My data set contains ID and many columns that have ID on their name.
data = data.frame(ID = rep(1:3,2),
col1 = 1:6,
col2 = 7:12,
col3 = 13:18)
print(data)
I’m trying to make a variable based on its ID from different columns.
data$new = c(1, 8, 15, 4, 11, 18)
I tried it with dplyr using get(paste0()), but it calls the entire vector, not the specific element.
data <- data %>% mutate(new = get(paste0("col",ID)))
I also tried sapply but it again gives the vector not the element
data$new <- sapply(data$ID, function(x) get(paste0("col",ID),data)
How can I pick up the element from different columns by its ID?
>Solution :
You can use your original approach with rowwise() if you like
i.e.
data %>% rowwise() %>% mutate(new = get(paste0("col",ID)))
You could also do something like:
data$new <- apply(data, 1, \(x) x[x[1]+1])
the above only works if you only have ID and the col<num> columns, and they are in order. If that is not the case you could do this:
cols = sort(grep("col",names(data),value=T))
data$new <- apply(data[,c("ID", cols)], 1, \(x) x[x[1]+1])

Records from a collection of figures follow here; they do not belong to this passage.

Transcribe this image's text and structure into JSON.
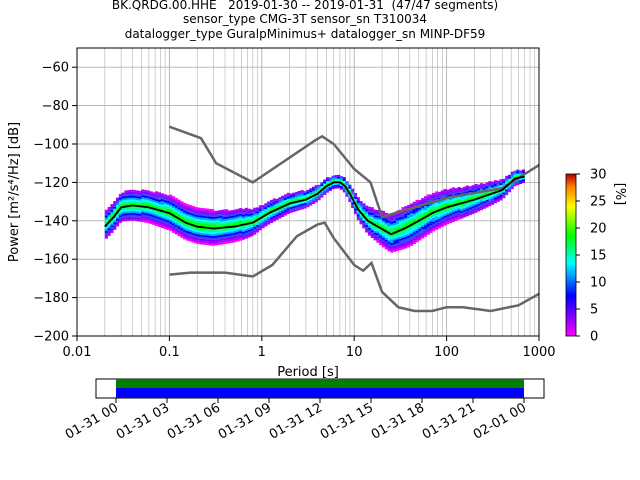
{
  "titles": [
    "BK.QRDG.00.HHE   2019-01-30 -- 2019-01-31  (47/47 segments)",
    "sensor_type CMG-3T sensor_sn T310034",
    "datalogger_type GuralpMinimus+ datalogger_sn MINP-DF59"
  ],
  "chart_data": {
    "type": "heatmap",
    "xlabel": "Period [s]",
    "ylabel": "Power [m²/s⁴/Hz] [dB]",
    "xscale": "log",
    "xlim": [
      0.01,
      1000
    ],
    "ylim": [
      -200,
      -50
    ],
    "xticks": [
      {
        "v": 0.01,
        "label": "0.01"
      },
      {
        "v": 0.1,
        "label": "0.1"
      },
      {
        "v": 1,
        "label": "1"
      },
      {
        "v": 10,
        "label": "10"
      },
      {
        "v": 100,
        "label": "100"
      },
      {
        "v": 1000,
        "label": "1000"
      }
    ],
    "yticks": [
      -60,
      -80,
      -100,
      -120,
      -140,
      -160,
      -180,
      -200
    ],
    "grid": true,
    "colorbar": {
      "label": "[%]",
      "min": 0,
      "max": 30,
      "ticks": [
        0,
        5,
        10,
        15,
        20,
        25,
        30
      ]
    },
    "noise_models": {
      "color": "#666666",
      "high": [
        [
          0.1,
          -91
        ],
        [
          0.22,
          -97
        ],
        [
          0.32,
          -110
        ],
        [
          0.8,
          -120
        ],
        [
          3.8,
          -98
        ],
        [
          4.5,
          -96
        ],
        [
          6,
          -100
        ],
        [
          10,
          -113
        ],
        [
          15,
          -120
        ],
        [
          20,
          -138
        ],
        [
          100,
          -128
        ],
        [
          400,
          -123
        ],
        [
          1000,
          -111
        ]
      ],
      "low": [
        [
          0.1,
          -168
        ],
        [
          0.17,
          -167
        ],
        [
          0.4,
          -167
        ],
        [
          0.8,
          -169
        ],
        [
          1.3,
          -163
        ],
        [
          2.4,
          -148
        ],
        [
          4,
          -142
        ],
        [
          4.8,
          -141
        ],
        [
          6,
          -149
        ],
        [
          10,
          -163
        ],
        [
          12.5,
          -166
        ],
        [
          15.4,
          -162
        ],
        [
          20,
          -177
        ],
        [
          30,
          -185
        ],
        [
          45,
          -187
        ],
        [
          70,
          -187
        ],
        [
          100,
          -185
        ],
        [
          150,
          -185
        ],
        [
          300,
          -187
        ],
        [
          600,
          -184
        ],
        [
          1000,
          -178
        ]
      ]
    },
    "mean_curve": {
      "color": "#000000",
      "points": [
        [
          0.02,
          -143
        ],
        [
          0.025,
          -138
        ],
        [
          0.03,
          -133
        ],
        [
          0.04,
          -132
        ],
        [
          0.06,
          -133
        ],
        [
          0.1,
          -136
        ],
        [
          0.15,
          -141
        ],
        [
          0.2,
          -143
        ],
        [
          0.3,
          -144
        ],
        [
          0.5,
          -143
        ],
        [
          0.8,
          -141
        ],
        [
          1.2,
          -136
        ],
        [
          2,
          -131
        ],
        [
          3,
          -129
        ],
        [
          4,
          -126
        ],
        [
          5,
          -122
        ],
        [
          6,
          -120
        ],
        [
          7,
          -120
        ],
        [
          8,
          -122
        ],
        [
          9,
          -126
        ],
        [
          11,
          -134
        ],
        [
          14,
          -140
        ],
        [
          18,
          -143
        ],
        [
          25,
          -147
        ],
        [
          35,
          -144
        ],
        [
          50,
          -140
        ],
        [
          70,
          -136
        ],
        [
          100,
          -133
        ],
        [
          200,
          -129
        ],
        [
          400,
          -124
        ],
        [
          550,
          -118
        ],
        [
          700,
          -117
        ]
      ]
    },
    "histogram_spread": [
      [
        0.02,
        7
      ],
      [
        0.05,
        8
      ],
      [
        0.1,
        9
      ],
      [
        0.3,
        9
      ],
      [
        0.6,
        8
      ],
      [
        1,
        6
      ],
      [
        2,
        5
      ],
      [
        4,
        4
      ],
      [
        7,
        3
      ],
      [
        10,
        5
      ],
      [
        20,
        9
      ],
      [
        40,
        11
      ],
      [
        100,
        9
      ],
      [
        300,
        6
      ],
      [
        700,
        3
      ]
    ],
    "time_axis": {
      "ticks": [
        "01-31 00",
        "01-31 03",
        "01-31 06",
        "01-31 09",
        "01-31 12",
        "01-31 15",
        "01-31 18",
        "01-31 21",
        "02-01 00"
      ],
      "bar_colors": [
        "#008000",
        "#0000ff"
      ]
    }
  }
}
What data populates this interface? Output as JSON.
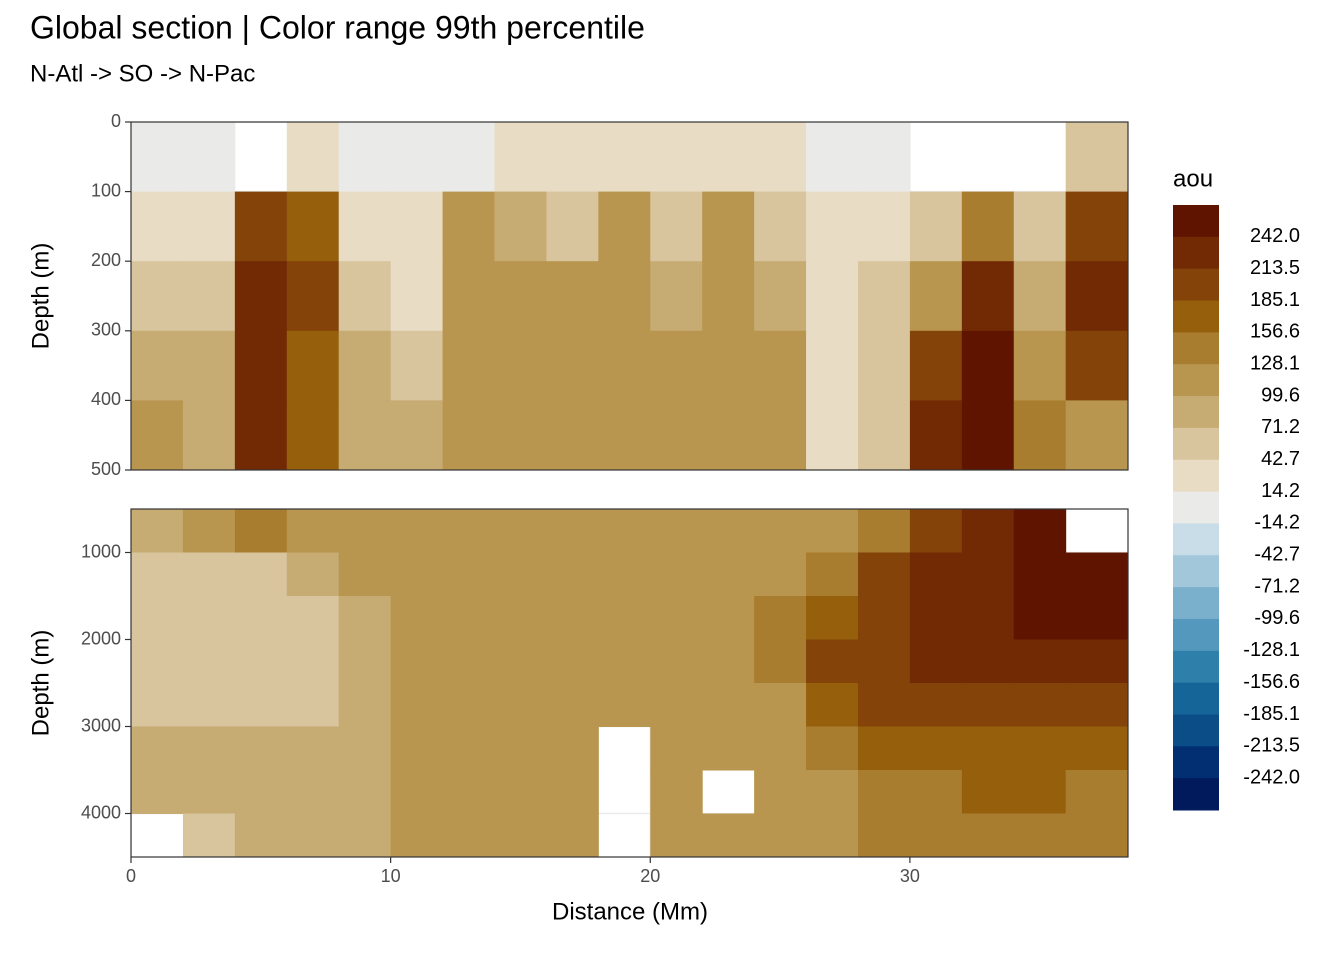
{
  "chart_data": {
    "type": "contour",
    "title": "Global section | Color range 99th percentile",
    "subtitle": "N-Atl -> SO -> N-Pac",
    "x_label": "Distance (Mm)",
    "legend_title": "aou",
    "grid": true,
    "xlim": [
      0,
      38.4
    ],
    "xticks": [
      0,
      10,
      20,
      30
    ],
    "x_edges": [
      0,
      2,
      4,
      6,
      8,
      10,
      12,
      14,
      16,
      18,
      20,
      22,
      24,
      26,
      28,
      30,
      32,
      34,
      36,
      38.4
    ],
    "breaks": [
      {
        "value": 242,
        "label": "242.0"
      },
      213.5,
      185.1,
      156.6,
      128.1,
      99.6,
      71.2,
      42.7,
      14.2,
      -14.2,
      -42.7,
      -71.2,
      -99.6,
      -128.1,
      -156.6,
      -185.1,
      -213.5,
      {
        "value": -242,
        "label": "-242.0"
      }
    ],
    "colors": [
      "#5f1400",
      "#722a04",
      "#834309",
      "#955f0c",
      "#a97d2f",
      "#b9964f",
      "#c6ab73",
      "#d8c49d",
      "#e8dcc5",
      "#eaebe8",
      "#c8dde8",
      "#a3c7da",
      "#7bb0cc",
      "#5499bd",
      "#2f7fab",
      "#166599",
      "#0a4d87",
      "#022f72",
      "#001a5c"
    ],
    "panels": [
      {
        "y_label": "Depth (m)",
        "ylim": [
          0,
          500
        ],
        "yticks": [
          0,
          100,
          200,
          300,
          400,
          500
        ],
        "depth_edges": [
          0,
          100,
          200,
          300,
          400,
          500
        ],
        "values": [
          [
            0,
            0,
            null,
            20,
            0,
            0,
            10,
            30,
            30,
            40,
            30,
            20,
            20,
            0,
            0,
            null,
            null,
            null,
            60
          ],
          [
            40,
            30,
            200,
            180,
            40,
            20,
            100,
            90,
            70,
            120,
            60,
            100,
            60,
            30,
            20,
            60,
            150,
            60,
            200
          ],
          [
            70,
            60,
            230,
            190,
            70,
            40,
            110,
            110,
            100,
            110,
            80,
            100,
            80,
            40,
            50,
            110,
            230,
            90,
            220
          ],
          [
            90,
            80,
            230,
            180,
            80,
            60,
            110,
            110,
            110,
            110,
            100,
            100,
            110,
            40,
            60,
            200,
            250,
            120,
            200
          ],
          [
            100,
            90,
            220,
            170,
            90,
            80,
            110,
            110,
            110,
            110,
            110,
            110,
            110,
            40,
            70,
            230,
            250,
            140,
            100
          ]
        ]
      },
      {
        "y_label": "Depth (m)",
        "ylim": [
          500,
          4500
        ],
        "yticks": [
          1000,
          2000,
          3000,
          4000
        ],
        "depth_edges": [
          500,
          1000,
          1500,
          2000,
          2500,
          3000,
          3500,
          4000,
          4500
        ],
        "values": [
          [
            90,
            100,
            130,
            120,
            110,
            110,
            110,
            110,
            110,
            110,
            110,
            110,
            110,
            110,
            150,
            200,
            240,
            250,
            null
          ],
          [
            60,
            60,
            70,
            80,
            100,
            110,
            110,
            110,
            110,
            110,
            110,
            110,
            120,
            150,
            190,
            220,
            240,
            250,
            250
          ],
          [
            50,
            50,
            50,
            50,
            80,
            110,
            110,
            110,
            110,
            110,
            110,
            110,
            130,
            170,
            200,
            220,
            240,
            250,
            250
          ],
          [
            50,
            50,
            50,
            50,
            80,
            110,
            110,
            110,
            110,
            110,
            110,
            110,
            130,
            200,
            210,
            220,
            230,
            240,
            230
          ],
          [
            60,
            70,
            70,
            70,
            90,
            110,
            110,
            110,
            110,
            110,
            110,
            110,
            120,
            180,
            190,
            200,
            210,
            210,
            200
          ],
          [
            80,
            80,
            80,
            80,
            90,
            110,
            110,
            110,
            110,
            null,
            110,
            110,
            110,
            140,
            170,
            180,
            180,
            180,
            170
          ],
          [
            80,
            80,
            80,
            80,
            90,
            110,
            110,
            110,
            110,
            null,
            110,
            null,
            110,
            120,
            140,
            150,
            160,
            160,
            150
          ],
          [
            null,
            70,
            80,
            80,
            80,
            100,
            100,
            110,
            110,
            null,
            110,
            110,
            110,
            110,
            130,
            140,
            140,
            140,
            140
          ]
        ]
      }
    ]
  }
}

And, while I wouldn’t necessarily recommend it for your current situation, often its easier to work on some issues like this when the data are in long format:
bind_cols(
select(data, ID, starts_with("col")),
tidyr::pivot_longer(data,-ID,names_prefix = "col") %>% filter(name==ID) %>% select(new=value)
)
All the above provide the same result